Working with more than a circuit manager: Some design houses build things that don't work. Others build things that could have been differently designed, so they're cheaper to make. Some ECMs will just build a board based on what they get from you. In other words, they might not consider design changes that could save you money. However, even if you have your own design, finding a company with in-house design capabilities is helpful. Also, you should choose a company with technical expertise. For example, the right manufacturer can offer a solution if a relay doesn't work.

The scale of ECM: Take the time to evaluate possible manufacturing partners, so it's important to do your due diligence. Although evaluating publicly-held companies is easier, you can still gain insights by doing your due diligence. If you're a low-volume buyer, you probably don't want to deal with a large, billion-dollar ECM. Larger companies typically require perfect documentation, and your submission may not meet their standards. A smaller electronic contract manufacturer can assist with fixing your documentation. They may also be more flexible with unusual or atypical projects.

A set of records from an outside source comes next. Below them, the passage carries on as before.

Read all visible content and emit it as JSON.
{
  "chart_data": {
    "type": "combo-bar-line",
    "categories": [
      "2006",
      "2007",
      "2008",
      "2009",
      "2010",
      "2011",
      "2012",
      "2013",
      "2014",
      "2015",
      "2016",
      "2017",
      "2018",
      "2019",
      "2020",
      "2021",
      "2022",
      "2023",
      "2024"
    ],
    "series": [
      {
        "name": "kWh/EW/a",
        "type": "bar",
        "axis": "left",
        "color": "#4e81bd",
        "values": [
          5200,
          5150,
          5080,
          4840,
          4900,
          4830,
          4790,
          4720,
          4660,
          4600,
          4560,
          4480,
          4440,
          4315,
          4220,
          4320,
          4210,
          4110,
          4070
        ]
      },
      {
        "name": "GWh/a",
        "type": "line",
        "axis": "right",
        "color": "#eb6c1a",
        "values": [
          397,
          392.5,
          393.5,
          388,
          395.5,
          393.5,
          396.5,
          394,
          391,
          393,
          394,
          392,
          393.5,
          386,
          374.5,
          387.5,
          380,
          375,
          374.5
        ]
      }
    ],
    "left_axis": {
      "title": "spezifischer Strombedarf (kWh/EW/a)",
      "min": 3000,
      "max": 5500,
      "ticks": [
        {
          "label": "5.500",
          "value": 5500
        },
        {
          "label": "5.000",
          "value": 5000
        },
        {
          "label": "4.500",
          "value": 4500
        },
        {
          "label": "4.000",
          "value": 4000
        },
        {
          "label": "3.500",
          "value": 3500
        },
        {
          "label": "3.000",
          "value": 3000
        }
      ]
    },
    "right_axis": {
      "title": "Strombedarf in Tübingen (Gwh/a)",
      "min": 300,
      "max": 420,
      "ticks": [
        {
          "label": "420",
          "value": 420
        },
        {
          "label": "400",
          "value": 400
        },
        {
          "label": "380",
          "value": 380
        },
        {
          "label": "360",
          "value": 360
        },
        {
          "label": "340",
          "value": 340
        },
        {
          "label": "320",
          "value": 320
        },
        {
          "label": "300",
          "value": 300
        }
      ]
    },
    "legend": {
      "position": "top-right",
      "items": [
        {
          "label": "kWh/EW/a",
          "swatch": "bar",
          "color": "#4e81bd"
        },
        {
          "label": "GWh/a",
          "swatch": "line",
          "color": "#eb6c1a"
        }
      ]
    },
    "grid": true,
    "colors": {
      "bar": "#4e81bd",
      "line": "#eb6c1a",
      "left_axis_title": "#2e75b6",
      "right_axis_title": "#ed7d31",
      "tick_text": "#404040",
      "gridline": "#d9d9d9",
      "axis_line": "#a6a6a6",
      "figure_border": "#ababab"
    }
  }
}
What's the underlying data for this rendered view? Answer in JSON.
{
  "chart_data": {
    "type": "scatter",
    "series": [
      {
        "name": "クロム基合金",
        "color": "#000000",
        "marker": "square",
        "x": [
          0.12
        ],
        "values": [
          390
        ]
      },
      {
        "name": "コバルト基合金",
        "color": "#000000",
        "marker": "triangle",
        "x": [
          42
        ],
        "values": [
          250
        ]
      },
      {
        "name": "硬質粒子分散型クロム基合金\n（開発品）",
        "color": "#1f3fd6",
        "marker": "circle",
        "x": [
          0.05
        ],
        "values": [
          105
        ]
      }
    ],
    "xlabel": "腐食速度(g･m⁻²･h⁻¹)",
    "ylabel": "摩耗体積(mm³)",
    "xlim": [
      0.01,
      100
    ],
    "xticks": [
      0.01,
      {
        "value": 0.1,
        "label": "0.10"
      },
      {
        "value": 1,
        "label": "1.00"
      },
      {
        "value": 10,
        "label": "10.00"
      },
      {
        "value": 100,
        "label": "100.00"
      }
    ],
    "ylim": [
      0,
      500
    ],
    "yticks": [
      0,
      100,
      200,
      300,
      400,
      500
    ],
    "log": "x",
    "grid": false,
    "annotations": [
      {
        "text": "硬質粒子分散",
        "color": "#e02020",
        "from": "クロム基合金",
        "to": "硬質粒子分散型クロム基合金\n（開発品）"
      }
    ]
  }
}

Evaluating ECM:Surface mount technology (SMT) is supported by almost every electronic contract manufacturer (ECM) today. In addition to board size, determine the board's density, the pitch's fineness, and the number of parts supported by the board. It is also important to evaluate their ability to handle BGA components, as well as their ability to use the latest 3D printing techniques for prototyping. A company's production capacity for large quantities of boards and its ability to work with complex designs should also be evaluated.

Quality check: Electronic contract manufacturers generally deliver better quality and on time. Most ECMs today are at least ISO 9001:2015 certified. Consider the importance of engineering change notices (ECNs) when comparing potential manufacturers, and don't underestimate the importance of preventative maintenance (PM). Machines may fail more often than they should if an ECM doesn't have a PM database.

Choosing the right contract manager: A company's culture plays a more important role than the size of the ECM, but do not overlook its importance. When you need to communicate with your supplier on demand, look for an electronic contract manufacturer who quickly takes your calls and answers your emails. It is also important to find out about charges. Some ECMs charge you for any changes that you make during production runs. Others charge you a flat fee for changes after documentation has been created.